Providing Support During Treatment
It is well known that in treating cancer, mind over matter is often the key to a successful response to treatments such as chemotherapy, radiation therapy and nutritional therapy, even surgical removal, if needed. Keeping the patient in good spirits and providing adequate support will often lessen the fears associated with having the disease. This will in turn improve the response and recovery time of the cancer treatment. Despite a desire to live independently, the elderly person may need some assistance with normal household duties or errands like getting to and from doctor appointments and scheduled treatments. It's important that either the elderly person's family get involved or that a nursing care plan be put into effect that supplies whatever extra support is needed.

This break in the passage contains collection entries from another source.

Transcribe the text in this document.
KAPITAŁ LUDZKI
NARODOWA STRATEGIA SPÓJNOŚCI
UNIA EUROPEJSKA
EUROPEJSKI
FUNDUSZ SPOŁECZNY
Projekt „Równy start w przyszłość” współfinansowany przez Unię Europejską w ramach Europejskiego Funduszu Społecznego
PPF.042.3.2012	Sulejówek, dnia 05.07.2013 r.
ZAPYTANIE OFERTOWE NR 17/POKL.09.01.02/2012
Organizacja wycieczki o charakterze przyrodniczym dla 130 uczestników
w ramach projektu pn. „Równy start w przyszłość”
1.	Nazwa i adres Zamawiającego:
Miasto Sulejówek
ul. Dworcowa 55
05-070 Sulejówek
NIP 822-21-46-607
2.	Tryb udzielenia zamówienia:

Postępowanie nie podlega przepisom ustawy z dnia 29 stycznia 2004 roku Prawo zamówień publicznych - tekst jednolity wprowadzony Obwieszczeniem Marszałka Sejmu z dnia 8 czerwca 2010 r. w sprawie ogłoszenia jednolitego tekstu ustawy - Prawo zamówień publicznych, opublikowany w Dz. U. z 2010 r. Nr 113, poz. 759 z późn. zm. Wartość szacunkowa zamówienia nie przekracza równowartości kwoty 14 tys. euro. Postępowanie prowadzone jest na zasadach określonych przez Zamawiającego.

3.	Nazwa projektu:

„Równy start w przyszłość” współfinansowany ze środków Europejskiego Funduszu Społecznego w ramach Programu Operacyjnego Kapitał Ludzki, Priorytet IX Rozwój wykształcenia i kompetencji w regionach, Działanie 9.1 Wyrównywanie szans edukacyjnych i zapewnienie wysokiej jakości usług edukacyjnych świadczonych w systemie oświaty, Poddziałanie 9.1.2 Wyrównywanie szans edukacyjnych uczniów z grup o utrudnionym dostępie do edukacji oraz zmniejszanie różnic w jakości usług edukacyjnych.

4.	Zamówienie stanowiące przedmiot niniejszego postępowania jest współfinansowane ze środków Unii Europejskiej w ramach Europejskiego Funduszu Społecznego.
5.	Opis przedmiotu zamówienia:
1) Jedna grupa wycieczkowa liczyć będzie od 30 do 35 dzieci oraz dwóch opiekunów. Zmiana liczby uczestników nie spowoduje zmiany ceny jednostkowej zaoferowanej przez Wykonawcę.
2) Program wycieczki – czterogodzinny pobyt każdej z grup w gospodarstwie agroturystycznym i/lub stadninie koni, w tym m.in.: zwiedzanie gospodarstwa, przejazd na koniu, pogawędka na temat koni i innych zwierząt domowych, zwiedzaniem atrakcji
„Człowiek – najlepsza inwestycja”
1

An elderly person should not be left to face cancer alone.

The best in cancer treatment
Close physician-managed cancer treatment is the best, most effective choice. This is to offset any potential hazards associated with treatments for any other health conditions. Quality of life is an important factor that needs to be taken into account before starting a new regimen of treatment of an elderly person.

Many traditional and alternative treatments are very successful in providing a cure or keeping the cancer in remission for years, giving the elderly person an excellent outlook on the future and a good quality of life. A carefully managed medical plan carried out by a supportive Oncology team and loving friends and family will help make this challenging time turn out for the best for the elderly person dealing with cancer.